But here's the thing: The cost to maintain electricity to the meter is paid for by energy consumed through the meter. If PG&E isn't selling kWh, they can't afford to maintain the system at the residential level.
Let them deal with the industrial customers. Individual homes should be solar , no selling electricity into the grid, and a connection for nighttime , or off-season use only. That would lighten the load on the grid.
Stick a 20KWh pack in the garage.
To be effective, an array probably needs to be around 8 kW in the Sacramento area. We had that size and it covered all of our kWh for the year. All we paid PG&E was the $5/month meter charge. We were paying $0.15/kWh to the solar company instead of $0.35/kWh to PG&E
perfect !
One of the rules: You can't be a 'net generator'. PG&E doesn't want to buy back solar energy.
There's no need. Whatever excess you produce : dump it in a pack. And if you combine roof space for electric and warm water ... two birds with one stone.
Actually i wonder how come nobody makes cooled solar panels. Basically run a non conductive cooling fluid on the back of the panels pumped through a heat exchanger into storage for warm water.
Cooling the cells gives ore efficiency and you get free warm water ... Even if the cooling shuts down , or there is enough warm water : it won;t damage the cells as they are already capable of handling the full heat.
Battery systems are going to be a maintenance nightmare.
Not really. And it doesn't have to be pure battery . bloomboxes look interesting. Anyway, for night time use you would still pull additional (but reduced) power form the grid.
I'm not sure that battery systems can provide enough kW to cook Thanksgiving dinner.

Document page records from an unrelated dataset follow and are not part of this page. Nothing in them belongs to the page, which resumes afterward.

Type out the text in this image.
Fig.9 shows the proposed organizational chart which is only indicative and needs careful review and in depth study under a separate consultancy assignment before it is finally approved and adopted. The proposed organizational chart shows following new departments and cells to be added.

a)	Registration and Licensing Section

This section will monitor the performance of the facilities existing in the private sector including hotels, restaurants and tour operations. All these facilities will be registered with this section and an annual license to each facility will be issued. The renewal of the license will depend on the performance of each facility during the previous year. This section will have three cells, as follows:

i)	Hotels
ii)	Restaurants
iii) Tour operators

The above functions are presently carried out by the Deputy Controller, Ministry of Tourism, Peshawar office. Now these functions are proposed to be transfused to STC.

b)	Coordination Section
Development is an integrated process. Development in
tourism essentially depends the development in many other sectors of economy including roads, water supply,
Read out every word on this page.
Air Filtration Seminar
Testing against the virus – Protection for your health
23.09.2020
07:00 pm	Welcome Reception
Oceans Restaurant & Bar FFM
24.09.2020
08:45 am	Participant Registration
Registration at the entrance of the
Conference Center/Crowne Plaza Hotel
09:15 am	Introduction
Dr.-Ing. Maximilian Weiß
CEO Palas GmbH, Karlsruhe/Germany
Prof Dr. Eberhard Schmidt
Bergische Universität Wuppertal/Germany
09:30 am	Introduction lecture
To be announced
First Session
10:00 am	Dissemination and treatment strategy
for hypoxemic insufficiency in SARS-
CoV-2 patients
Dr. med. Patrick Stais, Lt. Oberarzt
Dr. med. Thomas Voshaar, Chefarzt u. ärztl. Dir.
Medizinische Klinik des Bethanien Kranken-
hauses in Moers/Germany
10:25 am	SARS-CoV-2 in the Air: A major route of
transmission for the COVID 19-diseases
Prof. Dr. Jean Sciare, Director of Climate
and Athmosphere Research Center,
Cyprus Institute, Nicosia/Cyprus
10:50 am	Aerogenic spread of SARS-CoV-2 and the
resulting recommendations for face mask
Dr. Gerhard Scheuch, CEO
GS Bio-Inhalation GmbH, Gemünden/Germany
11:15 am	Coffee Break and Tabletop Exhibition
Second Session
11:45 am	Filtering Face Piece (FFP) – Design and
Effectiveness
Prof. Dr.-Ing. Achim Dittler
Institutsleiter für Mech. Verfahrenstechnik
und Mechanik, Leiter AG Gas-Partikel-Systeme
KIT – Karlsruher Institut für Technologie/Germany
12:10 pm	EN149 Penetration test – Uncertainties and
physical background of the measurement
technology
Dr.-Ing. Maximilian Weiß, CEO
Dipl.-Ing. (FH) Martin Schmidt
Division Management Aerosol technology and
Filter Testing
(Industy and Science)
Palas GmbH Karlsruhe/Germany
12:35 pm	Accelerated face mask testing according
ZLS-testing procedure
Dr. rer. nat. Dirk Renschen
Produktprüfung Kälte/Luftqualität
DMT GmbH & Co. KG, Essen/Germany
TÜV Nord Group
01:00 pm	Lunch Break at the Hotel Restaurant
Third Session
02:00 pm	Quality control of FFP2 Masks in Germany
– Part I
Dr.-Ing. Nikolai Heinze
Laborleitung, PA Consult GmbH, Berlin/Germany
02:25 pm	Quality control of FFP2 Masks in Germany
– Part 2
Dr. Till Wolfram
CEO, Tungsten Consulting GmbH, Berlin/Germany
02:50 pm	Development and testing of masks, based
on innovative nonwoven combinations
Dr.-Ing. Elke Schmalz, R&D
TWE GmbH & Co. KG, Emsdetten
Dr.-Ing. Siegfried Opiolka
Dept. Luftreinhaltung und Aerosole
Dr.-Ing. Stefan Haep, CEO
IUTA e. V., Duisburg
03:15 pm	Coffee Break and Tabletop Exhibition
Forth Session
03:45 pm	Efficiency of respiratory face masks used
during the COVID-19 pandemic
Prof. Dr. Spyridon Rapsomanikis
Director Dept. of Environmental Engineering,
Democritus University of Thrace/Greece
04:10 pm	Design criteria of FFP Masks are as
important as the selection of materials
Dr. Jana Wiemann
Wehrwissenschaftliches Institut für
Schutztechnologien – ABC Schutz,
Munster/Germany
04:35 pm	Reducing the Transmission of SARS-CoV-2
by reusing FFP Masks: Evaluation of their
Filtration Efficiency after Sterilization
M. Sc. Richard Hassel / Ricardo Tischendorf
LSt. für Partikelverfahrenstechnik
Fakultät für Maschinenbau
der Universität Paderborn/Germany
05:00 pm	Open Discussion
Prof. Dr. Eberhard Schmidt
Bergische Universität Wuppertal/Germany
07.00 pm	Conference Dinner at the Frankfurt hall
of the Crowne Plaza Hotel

One of the things about solar is that it is useful for kWh but not so much for kW. I doubt I can afford a battery system large enough to run a 5 ton HVAC unit along with the usual kitchen appliances along with another couple of horsepower for a garbage disposal and the all important well pump (also 2 HP, I believe). There's a reason the house has a 200A service.
52KW inverter enough for you ? Size of two shoe boxes. That easily 200 amps at 240 volts.
I have a 5 ton AC and electric range. 120 amp service. no problems. 200 amps is excessive. You only need it for night. Nights are cooler, less AC consumption. You really only need power for fridge/freezer ,interior lighting.
I have a very efficient AC system ( variable speed scroll compressor with variable speed furnace/exchange ). It maintains the house at fixed temp throughout the year. i cut my summer electricity bill in half by switching to such a system. no more bang-bang approach to cooling. OK, the system cost money i will probably only start recuperating after 10 or more years, but it can be done. It lightens the load ont he battery pack.
You need to shift and adapt new technologies to work on a pack based system, but the machinery does exist.